Now my agenda is to maintain and nurture that totality, until I feel that every moment of my life is lived according to my true will. But not only that, I want to help everyone I encounter to find a way to create that union in their own lives as well, so that every moment of every life can be experienced as a gift.

In your “about you” section on your blog, you describe verbalizing your needs and getting pretty immediate responses from the universe. Do you think it is hard for people to ask the universe for things they need? Was it ever hard for you to verbalize your desires or bring them to the forefront of your consciousness? How would you encourage people to realize what they want in life and feel comfortable with making those desires public?

Most of the people I work with are uncomfortable with power. I work with a lot of artists, creative people, intellectuals. Many of them see the way power and authority operate in the world and they reject it, for good reason.

One of the most insidious aspects of white supremacist capitalist patriarchy is the way it makes us turn on ourselves. Secretly, many of us feel unworthy or deeply flawed. We feel like if we have power that means other people will have less. We feel like we don’t have a right to live the lives we want. As if that would be asking for too much.

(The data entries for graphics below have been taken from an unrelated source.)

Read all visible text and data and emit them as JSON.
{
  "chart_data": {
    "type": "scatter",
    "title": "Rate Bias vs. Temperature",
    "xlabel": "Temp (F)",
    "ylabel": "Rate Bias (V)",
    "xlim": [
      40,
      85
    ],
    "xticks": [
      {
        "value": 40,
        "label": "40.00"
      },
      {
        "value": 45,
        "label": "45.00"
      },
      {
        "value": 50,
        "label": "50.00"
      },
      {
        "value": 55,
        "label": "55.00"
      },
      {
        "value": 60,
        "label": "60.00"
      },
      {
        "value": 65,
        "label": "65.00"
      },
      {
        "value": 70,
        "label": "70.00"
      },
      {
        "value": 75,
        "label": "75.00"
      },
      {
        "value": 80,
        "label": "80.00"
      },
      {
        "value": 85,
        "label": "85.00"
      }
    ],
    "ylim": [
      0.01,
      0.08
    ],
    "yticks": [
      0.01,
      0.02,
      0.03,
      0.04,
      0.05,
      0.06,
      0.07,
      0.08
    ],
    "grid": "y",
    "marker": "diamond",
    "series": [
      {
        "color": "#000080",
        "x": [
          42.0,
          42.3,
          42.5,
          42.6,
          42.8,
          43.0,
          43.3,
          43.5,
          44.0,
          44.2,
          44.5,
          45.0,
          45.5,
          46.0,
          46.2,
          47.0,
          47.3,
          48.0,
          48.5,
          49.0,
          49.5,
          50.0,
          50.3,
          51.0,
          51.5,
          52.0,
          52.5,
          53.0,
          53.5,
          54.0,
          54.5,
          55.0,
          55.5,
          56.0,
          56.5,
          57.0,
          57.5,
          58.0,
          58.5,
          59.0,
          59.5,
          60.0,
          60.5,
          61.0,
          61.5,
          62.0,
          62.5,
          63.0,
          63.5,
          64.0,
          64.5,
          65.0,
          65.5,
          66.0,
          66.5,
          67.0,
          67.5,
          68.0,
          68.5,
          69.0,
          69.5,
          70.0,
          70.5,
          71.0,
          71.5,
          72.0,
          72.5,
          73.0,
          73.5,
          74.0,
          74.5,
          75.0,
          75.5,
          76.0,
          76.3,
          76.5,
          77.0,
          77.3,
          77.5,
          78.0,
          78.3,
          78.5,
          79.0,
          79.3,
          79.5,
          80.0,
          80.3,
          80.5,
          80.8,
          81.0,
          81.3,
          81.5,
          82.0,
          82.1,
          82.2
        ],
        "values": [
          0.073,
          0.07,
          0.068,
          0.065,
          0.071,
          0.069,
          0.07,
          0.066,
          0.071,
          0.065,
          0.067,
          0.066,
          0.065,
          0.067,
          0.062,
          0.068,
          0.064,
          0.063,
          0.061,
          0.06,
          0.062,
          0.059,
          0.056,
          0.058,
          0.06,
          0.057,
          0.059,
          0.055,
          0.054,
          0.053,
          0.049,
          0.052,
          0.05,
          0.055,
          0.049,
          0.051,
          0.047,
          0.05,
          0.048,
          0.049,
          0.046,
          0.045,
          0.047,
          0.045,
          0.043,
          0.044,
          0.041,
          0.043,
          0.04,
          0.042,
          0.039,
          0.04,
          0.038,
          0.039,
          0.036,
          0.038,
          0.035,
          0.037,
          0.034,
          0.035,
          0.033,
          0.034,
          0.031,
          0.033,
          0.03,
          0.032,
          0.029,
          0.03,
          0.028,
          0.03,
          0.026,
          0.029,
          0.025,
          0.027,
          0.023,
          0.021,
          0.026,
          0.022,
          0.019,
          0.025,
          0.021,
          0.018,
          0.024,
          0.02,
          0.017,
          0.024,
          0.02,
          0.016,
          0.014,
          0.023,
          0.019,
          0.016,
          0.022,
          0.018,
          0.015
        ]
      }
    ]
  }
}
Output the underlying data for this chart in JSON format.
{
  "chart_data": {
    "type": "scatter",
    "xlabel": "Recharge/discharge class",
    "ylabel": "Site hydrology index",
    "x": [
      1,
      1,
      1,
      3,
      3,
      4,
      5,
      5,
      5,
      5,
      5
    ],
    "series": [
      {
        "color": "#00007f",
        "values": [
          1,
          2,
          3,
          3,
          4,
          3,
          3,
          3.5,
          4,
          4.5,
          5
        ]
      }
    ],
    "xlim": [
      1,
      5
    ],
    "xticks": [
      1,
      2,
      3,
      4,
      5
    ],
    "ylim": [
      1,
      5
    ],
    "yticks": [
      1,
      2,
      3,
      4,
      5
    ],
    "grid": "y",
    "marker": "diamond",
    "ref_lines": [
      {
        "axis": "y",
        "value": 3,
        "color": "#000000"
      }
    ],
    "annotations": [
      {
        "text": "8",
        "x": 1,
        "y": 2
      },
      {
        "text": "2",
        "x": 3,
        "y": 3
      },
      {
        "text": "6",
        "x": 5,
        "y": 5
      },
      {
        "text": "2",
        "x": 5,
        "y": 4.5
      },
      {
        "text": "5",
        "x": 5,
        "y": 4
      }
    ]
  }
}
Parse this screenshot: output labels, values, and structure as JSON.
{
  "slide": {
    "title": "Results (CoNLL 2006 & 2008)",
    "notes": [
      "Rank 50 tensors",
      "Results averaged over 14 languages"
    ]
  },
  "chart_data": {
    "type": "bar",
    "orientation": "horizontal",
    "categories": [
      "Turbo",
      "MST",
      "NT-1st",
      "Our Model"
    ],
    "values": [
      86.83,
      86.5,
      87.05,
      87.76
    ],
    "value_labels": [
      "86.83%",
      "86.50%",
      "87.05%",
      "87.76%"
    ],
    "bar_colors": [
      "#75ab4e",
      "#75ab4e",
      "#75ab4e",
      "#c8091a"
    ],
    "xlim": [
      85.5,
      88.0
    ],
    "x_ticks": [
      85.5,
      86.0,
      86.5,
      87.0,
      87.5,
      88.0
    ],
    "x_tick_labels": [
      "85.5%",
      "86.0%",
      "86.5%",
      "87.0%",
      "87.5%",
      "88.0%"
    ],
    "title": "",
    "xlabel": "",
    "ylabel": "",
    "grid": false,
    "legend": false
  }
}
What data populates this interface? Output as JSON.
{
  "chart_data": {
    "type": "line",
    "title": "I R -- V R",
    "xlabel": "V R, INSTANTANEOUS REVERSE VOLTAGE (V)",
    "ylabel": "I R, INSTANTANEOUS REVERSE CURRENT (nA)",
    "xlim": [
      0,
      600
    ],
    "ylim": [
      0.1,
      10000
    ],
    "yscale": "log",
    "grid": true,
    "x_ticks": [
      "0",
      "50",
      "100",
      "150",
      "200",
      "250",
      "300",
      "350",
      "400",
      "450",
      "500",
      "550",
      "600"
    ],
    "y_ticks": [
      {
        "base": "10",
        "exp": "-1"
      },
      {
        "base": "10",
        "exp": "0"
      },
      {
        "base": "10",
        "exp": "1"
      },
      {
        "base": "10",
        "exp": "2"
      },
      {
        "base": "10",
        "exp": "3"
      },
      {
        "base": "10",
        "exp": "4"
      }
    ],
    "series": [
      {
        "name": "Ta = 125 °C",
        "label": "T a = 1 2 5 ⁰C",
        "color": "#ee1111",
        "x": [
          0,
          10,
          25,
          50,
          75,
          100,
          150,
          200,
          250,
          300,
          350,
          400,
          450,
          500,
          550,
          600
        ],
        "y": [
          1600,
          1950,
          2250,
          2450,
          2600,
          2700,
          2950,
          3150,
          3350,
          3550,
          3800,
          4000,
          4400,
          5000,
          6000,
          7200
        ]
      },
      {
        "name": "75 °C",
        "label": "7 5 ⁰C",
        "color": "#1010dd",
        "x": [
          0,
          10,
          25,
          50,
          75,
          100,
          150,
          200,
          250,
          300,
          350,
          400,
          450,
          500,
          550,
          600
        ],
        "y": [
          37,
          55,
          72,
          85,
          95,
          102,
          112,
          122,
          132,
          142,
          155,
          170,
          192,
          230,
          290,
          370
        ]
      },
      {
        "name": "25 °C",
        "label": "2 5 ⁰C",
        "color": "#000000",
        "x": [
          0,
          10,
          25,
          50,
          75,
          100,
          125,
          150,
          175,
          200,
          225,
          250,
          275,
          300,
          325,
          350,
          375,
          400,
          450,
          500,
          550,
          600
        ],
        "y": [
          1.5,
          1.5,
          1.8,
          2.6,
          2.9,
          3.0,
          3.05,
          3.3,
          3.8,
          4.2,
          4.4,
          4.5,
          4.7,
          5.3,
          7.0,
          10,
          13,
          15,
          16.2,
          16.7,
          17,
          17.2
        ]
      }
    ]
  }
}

But if we don’t claim power for ourselves, we’ve essentially capitulated to the status quo. We’ve said, “This power isn’t for me,” and so someone else takes it. Usually the wrong people, as we’ve seen from the recent election.

We can’t afford to live like that anymore. It’s painful to see my beautiful, creative clients who have so much to offer the world, sit on the sidelines struggling with their lives, feeling unworthy, while fascist forces gallivant around, destroying everything we hold dear.

Our first step in making change is acknowledging that we’re worthy of happiness, and that having that happiness is even possible. Then, we state our intention. We need to describe the world we want to create, rather than just pointing what we don’t like about the world as it is.

Finally, we take that vision and make it a reality. Magic is the act of transforming reality according to our will, in the name of Love. I believe creating that reality is possible. I’ve devoted my life to it.